The freshly formed Frank clan would follow through with no doubts or hesitations, embarking on an arduous journey, and the three of them would soon emigrate forever from the provincial town of Cuero, Texas, back to the hustling, bustling cosmopolitan Northeast. For the urbanite, Brooklyn was where one could live deeply and suck the marrow out of the bones of life, to borrow a phrase of Henry David Thoreau.
1884 Summer: Rudolph, Rachel, and Sweet Baby Leo Frank
A tumultuous turning point for the new Frank family began with the summer of 1884. The complicated move at the time would have taken weeks of careful planning, organizing, and packing the essentials. Their voyage was unfolding at a time in U.S. history when far-reaching travel was rough and painfully slow, but fortunately, patience was plentiful, though trying at times. The Frank family made the right choice when they decided to relocate from the small town of Cuero, Texas, thousands of miles away, back to Rachel’s hometown. Brooklyn, that timelessly inspiring borough within the periphery of NYC, a place of brick, rock, and brownstone clad buildings, and other architectural variety, style and wonder.
Home Sweet Home
Brooklyn had “better everything,” a place where everyone would benefit and have more opportunities.
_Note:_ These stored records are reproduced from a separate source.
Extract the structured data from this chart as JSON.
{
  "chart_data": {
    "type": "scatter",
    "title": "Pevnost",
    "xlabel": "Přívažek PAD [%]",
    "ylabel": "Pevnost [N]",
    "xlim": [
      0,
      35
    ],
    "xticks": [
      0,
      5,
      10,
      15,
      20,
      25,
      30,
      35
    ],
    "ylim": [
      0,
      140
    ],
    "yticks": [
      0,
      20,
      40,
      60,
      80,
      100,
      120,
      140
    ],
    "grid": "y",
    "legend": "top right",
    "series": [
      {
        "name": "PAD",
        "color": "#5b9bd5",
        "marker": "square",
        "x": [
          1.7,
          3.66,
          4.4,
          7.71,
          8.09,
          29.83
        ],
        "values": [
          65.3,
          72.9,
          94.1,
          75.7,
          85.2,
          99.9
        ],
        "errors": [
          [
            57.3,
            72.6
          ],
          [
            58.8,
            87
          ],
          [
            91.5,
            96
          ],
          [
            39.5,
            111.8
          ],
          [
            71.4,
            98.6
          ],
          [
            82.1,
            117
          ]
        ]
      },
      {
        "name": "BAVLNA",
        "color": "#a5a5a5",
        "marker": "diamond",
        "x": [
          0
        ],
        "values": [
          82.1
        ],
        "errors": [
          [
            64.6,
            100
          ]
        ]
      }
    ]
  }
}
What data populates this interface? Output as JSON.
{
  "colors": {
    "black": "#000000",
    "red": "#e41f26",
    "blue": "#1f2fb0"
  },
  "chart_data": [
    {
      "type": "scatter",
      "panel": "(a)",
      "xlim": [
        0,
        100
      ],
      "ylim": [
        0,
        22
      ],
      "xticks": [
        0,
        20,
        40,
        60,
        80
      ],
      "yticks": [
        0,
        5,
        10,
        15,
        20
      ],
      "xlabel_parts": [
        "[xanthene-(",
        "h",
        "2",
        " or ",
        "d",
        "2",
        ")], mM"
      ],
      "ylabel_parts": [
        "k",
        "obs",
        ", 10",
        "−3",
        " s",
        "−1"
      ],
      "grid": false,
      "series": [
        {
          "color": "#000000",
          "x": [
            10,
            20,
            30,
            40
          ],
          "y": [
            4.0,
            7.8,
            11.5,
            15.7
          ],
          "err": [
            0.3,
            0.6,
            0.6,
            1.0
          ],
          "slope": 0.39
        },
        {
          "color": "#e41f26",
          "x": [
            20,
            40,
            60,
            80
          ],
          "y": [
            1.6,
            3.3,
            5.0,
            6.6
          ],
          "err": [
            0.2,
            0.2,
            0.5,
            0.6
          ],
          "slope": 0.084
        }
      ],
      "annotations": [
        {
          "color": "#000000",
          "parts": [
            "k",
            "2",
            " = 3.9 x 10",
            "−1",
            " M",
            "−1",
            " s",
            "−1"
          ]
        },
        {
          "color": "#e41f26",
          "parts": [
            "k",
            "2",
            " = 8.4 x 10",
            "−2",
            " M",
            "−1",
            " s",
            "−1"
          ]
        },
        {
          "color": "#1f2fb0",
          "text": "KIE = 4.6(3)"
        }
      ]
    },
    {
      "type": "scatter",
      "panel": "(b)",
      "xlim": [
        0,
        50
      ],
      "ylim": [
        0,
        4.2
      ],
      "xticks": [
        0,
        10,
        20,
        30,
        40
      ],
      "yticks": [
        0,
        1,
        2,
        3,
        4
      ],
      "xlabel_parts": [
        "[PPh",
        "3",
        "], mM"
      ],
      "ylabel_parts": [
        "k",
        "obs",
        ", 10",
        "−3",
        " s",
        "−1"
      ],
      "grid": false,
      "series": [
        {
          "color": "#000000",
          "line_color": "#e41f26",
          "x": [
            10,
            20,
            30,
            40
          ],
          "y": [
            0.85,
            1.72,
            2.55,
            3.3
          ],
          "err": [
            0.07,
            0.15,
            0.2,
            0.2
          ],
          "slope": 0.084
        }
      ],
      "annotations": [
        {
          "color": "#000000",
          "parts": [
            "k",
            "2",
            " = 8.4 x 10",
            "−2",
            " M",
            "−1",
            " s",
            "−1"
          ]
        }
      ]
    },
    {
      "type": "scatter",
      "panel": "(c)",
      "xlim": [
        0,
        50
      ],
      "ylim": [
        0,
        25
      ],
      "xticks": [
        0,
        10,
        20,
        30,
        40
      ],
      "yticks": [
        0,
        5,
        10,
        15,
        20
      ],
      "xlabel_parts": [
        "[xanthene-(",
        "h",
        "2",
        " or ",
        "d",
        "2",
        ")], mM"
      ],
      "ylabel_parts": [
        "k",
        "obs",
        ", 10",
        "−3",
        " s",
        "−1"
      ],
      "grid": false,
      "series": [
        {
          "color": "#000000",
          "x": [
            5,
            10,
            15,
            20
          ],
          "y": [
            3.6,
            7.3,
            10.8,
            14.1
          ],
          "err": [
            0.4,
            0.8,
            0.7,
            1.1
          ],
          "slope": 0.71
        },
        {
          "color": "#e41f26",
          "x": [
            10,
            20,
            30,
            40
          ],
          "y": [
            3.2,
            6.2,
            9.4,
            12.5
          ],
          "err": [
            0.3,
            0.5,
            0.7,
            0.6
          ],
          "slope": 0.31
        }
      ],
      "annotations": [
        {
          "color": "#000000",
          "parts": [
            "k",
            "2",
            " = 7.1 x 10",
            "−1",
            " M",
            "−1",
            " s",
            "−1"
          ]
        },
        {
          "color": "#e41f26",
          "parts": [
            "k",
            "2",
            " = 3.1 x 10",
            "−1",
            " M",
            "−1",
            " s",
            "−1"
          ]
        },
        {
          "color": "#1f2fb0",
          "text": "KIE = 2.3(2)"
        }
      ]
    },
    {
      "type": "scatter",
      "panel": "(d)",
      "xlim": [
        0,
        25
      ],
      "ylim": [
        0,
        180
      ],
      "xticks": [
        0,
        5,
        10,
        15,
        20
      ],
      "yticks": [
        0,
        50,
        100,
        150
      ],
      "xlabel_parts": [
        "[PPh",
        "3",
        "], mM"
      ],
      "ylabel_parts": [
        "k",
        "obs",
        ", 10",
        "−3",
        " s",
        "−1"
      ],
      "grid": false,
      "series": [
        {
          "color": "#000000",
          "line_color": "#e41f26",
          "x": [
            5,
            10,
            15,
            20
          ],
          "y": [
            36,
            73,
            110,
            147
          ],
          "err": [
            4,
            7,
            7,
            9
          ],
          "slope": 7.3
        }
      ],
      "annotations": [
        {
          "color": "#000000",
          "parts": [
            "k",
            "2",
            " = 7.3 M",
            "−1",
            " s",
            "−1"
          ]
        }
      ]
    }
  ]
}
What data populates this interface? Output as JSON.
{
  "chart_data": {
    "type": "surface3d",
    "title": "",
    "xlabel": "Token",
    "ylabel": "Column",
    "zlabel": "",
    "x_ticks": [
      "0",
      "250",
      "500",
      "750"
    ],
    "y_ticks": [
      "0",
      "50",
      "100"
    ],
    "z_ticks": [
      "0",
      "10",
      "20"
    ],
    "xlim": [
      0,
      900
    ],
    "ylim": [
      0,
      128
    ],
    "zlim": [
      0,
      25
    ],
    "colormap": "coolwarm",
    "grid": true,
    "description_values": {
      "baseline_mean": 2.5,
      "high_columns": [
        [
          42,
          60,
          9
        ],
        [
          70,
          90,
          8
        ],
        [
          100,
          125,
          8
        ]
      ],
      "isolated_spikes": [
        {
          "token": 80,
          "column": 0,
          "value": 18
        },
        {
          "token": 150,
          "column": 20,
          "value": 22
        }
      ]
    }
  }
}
Though unlike Texas during certain times of the year, their arrival in Brooklyn was at the thickest, sweatiest peak of the sweltering New York City summer. No words could describe the ecstasy of finally settling in for a bit, sliding into and marinating in a soothing and large claw-foot bathtub after such a long stinky trip. The voyage likely had too many stop overs, random annoyances, and delays to count.
One doesn’t realize how important some basic necessities are until they aren’t available. In Brooklyn, it would have been so nice to have plumbing and toilets with running water vs. the crescent moon carved and shabby phone booth style outhouses of Texas that perpetually stunk to high heaven.
And murky well water? For Ray — gross.
Cute little cone-headed, round-faced baby Leo Frank, who not only looked more like his mother in his early years than his father, but he also inherited Ray’s generically bland good looks too. Sweet baby Leo Frank was barely three months old at the time of the epic pilgrimage and relocation; he was still suckling nourishing milk from his mother’s bosom at the time. It likely helped put him to sleep. The long train rides would naturally be both soothing and traumatic for baby Leo, but possibly instilling a little bit of that restless spirit in the environmental mix with his diasporatic genetic heritage. After all, his uncle Moses was a globetrotter and his father an immigrant who had lived in many different geographical places.
The Franks traveled when the world was once a big place. That dramatic trip from one side of the United States to another would not be Leo’s last, and it certainly would have left a powerful impression upon him in an abstract way. Perhaps when he took trains in his later years there was an engram of the train’s rhythmic lullaby that soothed him to sleep long ago when he was an infant.
Leo Frank would make even more dramatic journeys than his continental train rides, with two transatlantic European trips–one was a short duration during the summer of 1905, and one was a long duration from the fall of 1907 to the summer of 1908 (Leo Frank Passport Application, 1907, Ellis Island Ship Manifest Records Archive, 1905, 1908, Retrieved 2012). Finally, after settling into NYC, Rudolph Frank took a job as a traveling salesman and his wife Ray resumed her role as homemaker. Two years later and in the colder NY months, a baby sister had arrived; Marian J. Frank was born during a chilly Brooklyn day on October 18, 1886.